Sunday, October 13, 2013

The dustup in Nowthen between the city officials and the winery, over winery events and scope of a business permit.



This post is here because of noticing an ABC Newspapers Letter, authored by a friend, Laurie Olmon (this link, search "Goose Lake" on the page to find the item). For reporting providing a context, Strib, here, Shannon Prather writing.

(Coincidently, please pardon the digression, but Prather also has written recently of East Bethel about to impose a good honest straightforward levy-based tax increase without any franchise fee mischief/nonsense, at least as reporting goes for this dance. Worth a look, " ... bond payments coming due," but keep to the main thread of this post for now please. Of all things, the contention appears to be the prior council hamstrung the present one, etc. Met Council, of all things, mentioned. This quote within the item, "Unfortunately, this just serves a very small area,” Davis said. “It’s a mile and a half along 65. It doesn’t serve a residential area. It serves a commercial area.”)

Back to the winery situation. From Prather's report, Strib's headlining italicized:

Nowthen winery faces showdown with city over hosted events
By: SHANNON PRATHER , Star Tribune - Updated: Feb. 12, 2013 - 4:09 PM
Someone noticed that the family business was sponsoring events that the city of Nowthen claims violate their special-use permit.



Relying on her family's roots in winemaking and her own background in horticulture, [Cindy] Ohman transformed a cornfield in the city of Nowthen into acres of grapevines, fruit trees and berry bushes, and she opened Anoka County's first winery in 2004.

Today, Goose Lake Farm & Winery offers visitors nearly 50 varieties of wines. It has become a destination for wine tastings, a seasonal artisan and farmers market, and a site for intimate weddings and other summer gatherings.

But the Ohmans now face a showdown with the city, which says the winemakers have violated the terms of their conditional-use permit. The city attorney contends that the Ohmans are allowed to sell wine, and that's it -- that all the events, including weddings, seasonal markets and harvest celebrations, are violations of their permit.

The city is demanding that the Ohmans apply for an additional permit that outlines the winery's seasonal events and go through another public hearing.

After several terse exchanges and fearful that the city is overreaching, the Ohmans have hired an attorney. Ohman said that the city doesn't understand Minnesota's emerging winery business and that it is punishing Goose Lake for simply marketing and selling wine. She said creative tasting events are critical to sales because many wine connoisseurs are unfamiliar with Minnesota wines.
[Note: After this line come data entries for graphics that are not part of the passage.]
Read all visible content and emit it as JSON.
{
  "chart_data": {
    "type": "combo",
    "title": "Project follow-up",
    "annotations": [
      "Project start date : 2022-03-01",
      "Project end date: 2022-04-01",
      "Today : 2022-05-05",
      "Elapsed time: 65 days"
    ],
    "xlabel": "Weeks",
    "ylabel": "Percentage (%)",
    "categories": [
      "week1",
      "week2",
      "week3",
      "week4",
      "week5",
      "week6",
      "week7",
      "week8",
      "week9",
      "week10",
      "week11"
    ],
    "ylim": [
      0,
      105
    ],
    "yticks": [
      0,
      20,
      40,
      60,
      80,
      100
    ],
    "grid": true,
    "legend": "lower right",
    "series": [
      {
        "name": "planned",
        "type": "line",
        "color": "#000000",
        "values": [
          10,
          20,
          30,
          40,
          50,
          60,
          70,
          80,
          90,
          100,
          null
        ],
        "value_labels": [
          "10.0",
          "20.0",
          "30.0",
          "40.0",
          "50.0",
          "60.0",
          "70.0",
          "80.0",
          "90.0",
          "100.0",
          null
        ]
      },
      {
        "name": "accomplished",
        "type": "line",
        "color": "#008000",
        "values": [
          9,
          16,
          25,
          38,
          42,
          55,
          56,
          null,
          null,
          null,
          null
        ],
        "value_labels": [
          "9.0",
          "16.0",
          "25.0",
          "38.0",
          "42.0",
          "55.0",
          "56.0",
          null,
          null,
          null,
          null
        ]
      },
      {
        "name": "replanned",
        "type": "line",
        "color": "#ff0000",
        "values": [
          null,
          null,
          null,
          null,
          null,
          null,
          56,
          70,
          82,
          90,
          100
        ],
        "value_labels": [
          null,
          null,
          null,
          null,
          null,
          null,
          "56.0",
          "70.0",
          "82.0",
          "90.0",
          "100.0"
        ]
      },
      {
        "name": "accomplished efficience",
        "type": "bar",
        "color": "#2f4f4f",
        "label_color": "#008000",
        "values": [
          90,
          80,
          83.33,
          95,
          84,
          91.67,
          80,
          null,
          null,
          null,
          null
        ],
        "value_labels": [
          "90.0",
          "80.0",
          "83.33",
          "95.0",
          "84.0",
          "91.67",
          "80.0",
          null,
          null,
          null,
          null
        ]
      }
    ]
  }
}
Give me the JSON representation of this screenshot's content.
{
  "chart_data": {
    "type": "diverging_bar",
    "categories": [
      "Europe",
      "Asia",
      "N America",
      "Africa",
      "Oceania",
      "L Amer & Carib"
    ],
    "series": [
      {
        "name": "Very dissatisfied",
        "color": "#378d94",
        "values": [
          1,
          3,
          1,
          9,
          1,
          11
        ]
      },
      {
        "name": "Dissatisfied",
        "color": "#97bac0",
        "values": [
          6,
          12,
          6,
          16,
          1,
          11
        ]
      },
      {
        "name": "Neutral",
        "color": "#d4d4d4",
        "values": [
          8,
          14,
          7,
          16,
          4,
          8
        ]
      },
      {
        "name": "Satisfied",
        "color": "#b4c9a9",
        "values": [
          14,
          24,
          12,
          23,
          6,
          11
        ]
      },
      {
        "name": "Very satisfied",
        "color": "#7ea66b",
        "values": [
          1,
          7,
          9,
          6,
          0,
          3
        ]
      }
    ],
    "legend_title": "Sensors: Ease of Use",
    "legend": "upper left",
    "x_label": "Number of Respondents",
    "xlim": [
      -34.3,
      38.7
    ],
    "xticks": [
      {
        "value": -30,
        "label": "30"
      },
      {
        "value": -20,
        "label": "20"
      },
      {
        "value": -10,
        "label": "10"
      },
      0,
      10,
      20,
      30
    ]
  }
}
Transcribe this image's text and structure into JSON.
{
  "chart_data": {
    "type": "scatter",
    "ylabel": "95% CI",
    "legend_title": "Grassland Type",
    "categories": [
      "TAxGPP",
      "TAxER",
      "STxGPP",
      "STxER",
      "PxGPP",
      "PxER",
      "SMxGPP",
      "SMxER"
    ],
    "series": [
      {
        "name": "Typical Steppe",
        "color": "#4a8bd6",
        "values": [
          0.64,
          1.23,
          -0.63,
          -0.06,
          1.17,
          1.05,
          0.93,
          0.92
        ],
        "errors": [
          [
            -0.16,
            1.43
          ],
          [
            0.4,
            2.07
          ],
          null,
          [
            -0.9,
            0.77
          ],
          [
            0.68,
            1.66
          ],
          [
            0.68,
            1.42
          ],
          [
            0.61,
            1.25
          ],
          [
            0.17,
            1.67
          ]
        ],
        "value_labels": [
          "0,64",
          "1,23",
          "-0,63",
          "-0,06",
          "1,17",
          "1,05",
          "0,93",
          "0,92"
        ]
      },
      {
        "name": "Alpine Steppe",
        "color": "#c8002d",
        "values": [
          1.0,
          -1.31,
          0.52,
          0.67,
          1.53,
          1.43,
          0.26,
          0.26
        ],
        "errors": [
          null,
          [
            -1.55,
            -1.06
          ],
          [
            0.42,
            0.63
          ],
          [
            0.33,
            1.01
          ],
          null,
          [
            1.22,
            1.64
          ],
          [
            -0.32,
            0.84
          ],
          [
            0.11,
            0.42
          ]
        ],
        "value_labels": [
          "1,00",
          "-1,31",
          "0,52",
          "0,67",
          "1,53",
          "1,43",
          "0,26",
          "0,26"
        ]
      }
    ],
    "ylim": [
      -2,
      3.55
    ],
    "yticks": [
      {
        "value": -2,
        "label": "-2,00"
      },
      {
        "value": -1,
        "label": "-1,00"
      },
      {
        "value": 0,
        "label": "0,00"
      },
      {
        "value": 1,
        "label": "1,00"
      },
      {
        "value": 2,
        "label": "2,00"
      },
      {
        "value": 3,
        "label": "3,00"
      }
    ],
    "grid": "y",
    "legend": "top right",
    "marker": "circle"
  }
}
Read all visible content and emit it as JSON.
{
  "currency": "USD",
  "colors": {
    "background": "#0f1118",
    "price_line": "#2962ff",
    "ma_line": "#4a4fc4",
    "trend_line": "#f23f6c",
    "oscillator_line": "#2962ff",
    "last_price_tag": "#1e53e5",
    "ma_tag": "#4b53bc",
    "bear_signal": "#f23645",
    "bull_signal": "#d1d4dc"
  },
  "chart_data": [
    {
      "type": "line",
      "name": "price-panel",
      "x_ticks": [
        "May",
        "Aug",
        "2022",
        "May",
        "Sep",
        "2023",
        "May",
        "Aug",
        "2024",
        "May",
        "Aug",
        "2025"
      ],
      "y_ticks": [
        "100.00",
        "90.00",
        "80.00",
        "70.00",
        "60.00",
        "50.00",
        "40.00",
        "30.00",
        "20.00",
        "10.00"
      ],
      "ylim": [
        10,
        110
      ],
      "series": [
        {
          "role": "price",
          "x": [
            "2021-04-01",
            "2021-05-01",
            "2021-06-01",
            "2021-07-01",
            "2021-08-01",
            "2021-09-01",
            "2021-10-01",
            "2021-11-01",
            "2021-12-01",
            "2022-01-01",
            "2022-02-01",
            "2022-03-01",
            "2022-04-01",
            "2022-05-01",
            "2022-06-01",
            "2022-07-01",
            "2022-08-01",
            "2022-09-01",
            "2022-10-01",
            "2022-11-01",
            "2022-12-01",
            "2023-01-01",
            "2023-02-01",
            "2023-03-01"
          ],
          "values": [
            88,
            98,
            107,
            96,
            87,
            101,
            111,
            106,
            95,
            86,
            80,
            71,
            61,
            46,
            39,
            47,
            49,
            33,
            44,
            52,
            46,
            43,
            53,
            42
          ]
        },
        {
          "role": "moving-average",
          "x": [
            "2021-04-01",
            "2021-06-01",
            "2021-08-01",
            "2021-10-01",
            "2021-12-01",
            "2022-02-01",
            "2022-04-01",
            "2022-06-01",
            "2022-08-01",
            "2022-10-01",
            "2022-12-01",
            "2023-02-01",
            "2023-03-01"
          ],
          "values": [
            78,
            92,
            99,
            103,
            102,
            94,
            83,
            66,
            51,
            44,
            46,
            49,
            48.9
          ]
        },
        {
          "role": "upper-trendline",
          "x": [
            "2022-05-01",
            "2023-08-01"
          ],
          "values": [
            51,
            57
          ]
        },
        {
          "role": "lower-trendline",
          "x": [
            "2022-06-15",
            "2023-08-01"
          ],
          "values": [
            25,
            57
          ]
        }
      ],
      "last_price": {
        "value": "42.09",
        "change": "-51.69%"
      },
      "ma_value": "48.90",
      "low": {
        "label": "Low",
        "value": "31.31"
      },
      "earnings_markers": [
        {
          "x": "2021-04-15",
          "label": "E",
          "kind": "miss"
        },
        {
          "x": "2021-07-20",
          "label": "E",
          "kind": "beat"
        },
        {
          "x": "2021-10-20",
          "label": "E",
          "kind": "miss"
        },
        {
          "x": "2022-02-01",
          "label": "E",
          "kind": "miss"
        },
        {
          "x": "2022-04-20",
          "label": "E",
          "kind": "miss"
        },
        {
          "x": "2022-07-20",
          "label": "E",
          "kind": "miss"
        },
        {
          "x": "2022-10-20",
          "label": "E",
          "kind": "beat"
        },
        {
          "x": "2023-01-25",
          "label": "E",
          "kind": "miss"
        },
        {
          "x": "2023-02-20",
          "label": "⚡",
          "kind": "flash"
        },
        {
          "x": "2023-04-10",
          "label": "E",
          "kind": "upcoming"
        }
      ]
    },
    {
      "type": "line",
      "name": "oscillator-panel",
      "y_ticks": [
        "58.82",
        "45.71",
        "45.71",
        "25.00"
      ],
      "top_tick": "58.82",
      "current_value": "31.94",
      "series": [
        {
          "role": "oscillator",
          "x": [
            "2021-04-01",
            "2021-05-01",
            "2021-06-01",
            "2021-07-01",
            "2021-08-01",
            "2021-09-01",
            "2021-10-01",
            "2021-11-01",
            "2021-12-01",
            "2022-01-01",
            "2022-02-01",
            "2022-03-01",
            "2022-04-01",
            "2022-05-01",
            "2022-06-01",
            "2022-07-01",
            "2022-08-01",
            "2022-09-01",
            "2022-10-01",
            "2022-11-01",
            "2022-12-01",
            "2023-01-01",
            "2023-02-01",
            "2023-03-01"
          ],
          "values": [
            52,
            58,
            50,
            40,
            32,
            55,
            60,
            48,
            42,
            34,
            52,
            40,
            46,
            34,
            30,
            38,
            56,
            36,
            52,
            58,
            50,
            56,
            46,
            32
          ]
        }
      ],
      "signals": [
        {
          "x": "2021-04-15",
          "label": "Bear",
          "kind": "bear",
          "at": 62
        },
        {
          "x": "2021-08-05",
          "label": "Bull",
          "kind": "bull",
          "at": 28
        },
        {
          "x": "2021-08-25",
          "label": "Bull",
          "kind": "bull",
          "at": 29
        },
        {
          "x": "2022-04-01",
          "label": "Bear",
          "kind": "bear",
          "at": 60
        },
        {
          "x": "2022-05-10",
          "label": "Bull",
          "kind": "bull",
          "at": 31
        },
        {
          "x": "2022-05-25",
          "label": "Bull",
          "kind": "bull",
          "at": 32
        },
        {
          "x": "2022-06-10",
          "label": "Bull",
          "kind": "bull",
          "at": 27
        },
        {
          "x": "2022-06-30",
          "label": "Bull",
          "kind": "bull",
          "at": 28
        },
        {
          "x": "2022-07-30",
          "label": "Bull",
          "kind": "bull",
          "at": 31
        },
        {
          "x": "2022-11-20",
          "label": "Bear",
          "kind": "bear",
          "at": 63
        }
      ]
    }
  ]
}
"This is about the experience. You can taste and shop and walk around the farm," Ohman said. "You will see that's what wineries are doing. We are not a liquor store."

Nowthen Mayor Bill Schulz is complimentary of the winery. He acknowledges that he's attended a dinner and tasting event there. But the bottom line, he says, is that the Ohmans need to comply with the ordinance, which requires more permitting and a public hearing.

Note: ABC Newspapers online letter writer, Laurie Olmon, is a separate person from Cindy Ohmon in the reporting. My understanding being Laurie has no personal stake in the winery's marketing effort, and that there is a name coincidence without kinship. I presume Laurie would have disclosed if kinship was at all at play.

WOW! Officiousness vs. private sector initiative, the stuff of which a seven to ten thousand page Ayn Rand novel could be tediously written.

It appears this thing is more a groundless spite fight than a need for some minor incremental town revenue. If that, it sucks. "Stick to real town business, please," seems the best advice for town officials at this point. Yet I keep an open mind and any advocate of the Nowthen town's position can write and submit a counterpoint post, which I would be willing to publish, here at Crabgrass.

Further links of interest: Here, here, here and here. I have never been to this particular site's tastings and farmers markets, and I dislike sweet wines preferring red cabs and such, but I understand the genre and note the farmers market thing has been embraced by Ramsey officials as a Town Center thing of merit (among the few and far between).

Even a village idiot, these days, must understand that wine tastings are an integral part of winery marketing, nationwide, with this marketing effort in Nowthen being no different from longer running more established practices I knew in past decades while living in Washington State, which has a thriving wine agri-industry.

Why in the world are those Nowthen politicians being so foolishly anti-business? It defies logic.

They must be taking stupidness pills. Over time. On a regular basis.